Ponytail brigade fends off cyber threats

fibreoptic‘Ponytail’ warriors are ready to defend a country against cyber attack.

The European republic has a total headcount of just 1.3 million people, although it jostles alongside its old master.

The volunteer civilian computer experts include lawyers, teachers, and economists but form a Cyber Unit within the military of Estonia.

Estonia’s advanced technology is ahead of much of the world. Nearly all banking transactions are online and 30% of the votes in its last election were electronic.

But in 2007 it was subjected to one of the largest cyber attacks in history when data swamped the websites of government, parliament and banks. The attacker has never been identified, but it came right after a controversial decision to relocate a Soviet war memorial.
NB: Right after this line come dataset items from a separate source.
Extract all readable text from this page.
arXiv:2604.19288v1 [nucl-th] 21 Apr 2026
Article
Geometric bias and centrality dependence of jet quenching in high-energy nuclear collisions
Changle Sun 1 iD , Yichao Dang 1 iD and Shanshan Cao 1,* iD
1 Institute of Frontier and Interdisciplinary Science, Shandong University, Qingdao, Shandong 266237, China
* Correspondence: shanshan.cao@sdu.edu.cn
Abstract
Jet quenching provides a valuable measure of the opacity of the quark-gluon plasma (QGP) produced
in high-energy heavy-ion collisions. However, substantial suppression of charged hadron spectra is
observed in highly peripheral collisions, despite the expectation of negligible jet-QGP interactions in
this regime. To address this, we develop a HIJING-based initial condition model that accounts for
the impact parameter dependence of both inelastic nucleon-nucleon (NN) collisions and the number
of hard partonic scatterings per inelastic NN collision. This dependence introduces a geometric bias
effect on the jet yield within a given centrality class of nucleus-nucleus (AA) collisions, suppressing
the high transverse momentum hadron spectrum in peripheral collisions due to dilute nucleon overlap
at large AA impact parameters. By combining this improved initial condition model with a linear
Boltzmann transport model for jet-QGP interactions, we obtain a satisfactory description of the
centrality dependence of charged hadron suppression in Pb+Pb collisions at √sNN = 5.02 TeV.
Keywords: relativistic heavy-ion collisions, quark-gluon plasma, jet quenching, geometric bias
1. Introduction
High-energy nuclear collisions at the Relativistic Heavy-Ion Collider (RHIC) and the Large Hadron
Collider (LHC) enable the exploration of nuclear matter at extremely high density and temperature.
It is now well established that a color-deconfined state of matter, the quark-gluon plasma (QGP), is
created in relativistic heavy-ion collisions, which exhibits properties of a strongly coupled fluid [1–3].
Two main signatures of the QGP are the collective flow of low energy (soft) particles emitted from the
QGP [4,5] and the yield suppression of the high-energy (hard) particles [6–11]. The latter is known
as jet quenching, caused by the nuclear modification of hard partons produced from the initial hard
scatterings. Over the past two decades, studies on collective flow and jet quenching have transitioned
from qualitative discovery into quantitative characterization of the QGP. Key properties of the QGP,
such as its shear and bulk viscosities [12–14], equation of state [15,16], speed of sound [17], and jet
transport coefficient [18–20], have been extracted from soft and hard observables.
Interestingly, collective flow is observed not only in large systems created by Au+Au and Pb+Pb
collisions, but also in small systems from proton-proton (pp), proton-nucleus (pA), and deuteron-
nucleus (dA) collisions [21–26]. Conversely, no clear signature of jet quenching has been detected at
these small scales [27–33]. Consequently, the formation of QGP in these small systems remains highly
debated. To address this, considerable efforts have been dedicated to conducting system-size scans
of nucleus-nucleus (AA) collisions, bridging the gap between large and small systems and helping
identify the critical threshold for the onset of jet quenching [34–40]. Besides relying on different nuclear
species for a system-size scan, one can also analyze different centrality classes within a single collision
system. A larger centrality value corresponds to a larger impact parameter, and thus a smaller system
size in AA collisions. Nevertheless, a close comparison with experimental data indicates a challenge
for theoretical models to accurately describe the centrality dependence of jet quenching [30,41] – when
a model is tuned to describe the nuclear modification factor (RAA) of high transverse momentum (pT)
Recognising how life would be paralysed if critical services were to be removed in another such emergency, the country can now mobilise its cyber defenders. They are already regularly fending off lower level attacks.

The expertise this work requires means that governments have to pay high salaries to attract skilled workers.

Estonia instead formed a pool of civilian volunteers to rush in quickly in an emergency.

"We call them guys with ponytails – but we don't all have ponytails," said Tanel Tetlov, a 33-year-old volunteer member of the Cyber Unit.

Permanent staff number just three, but with volunteers, the unit monitors cyber attacks around the world identifying where it can the origins and targets of the assaults. The same countries tend to appear: America, Russia, China and Saudi Arabia.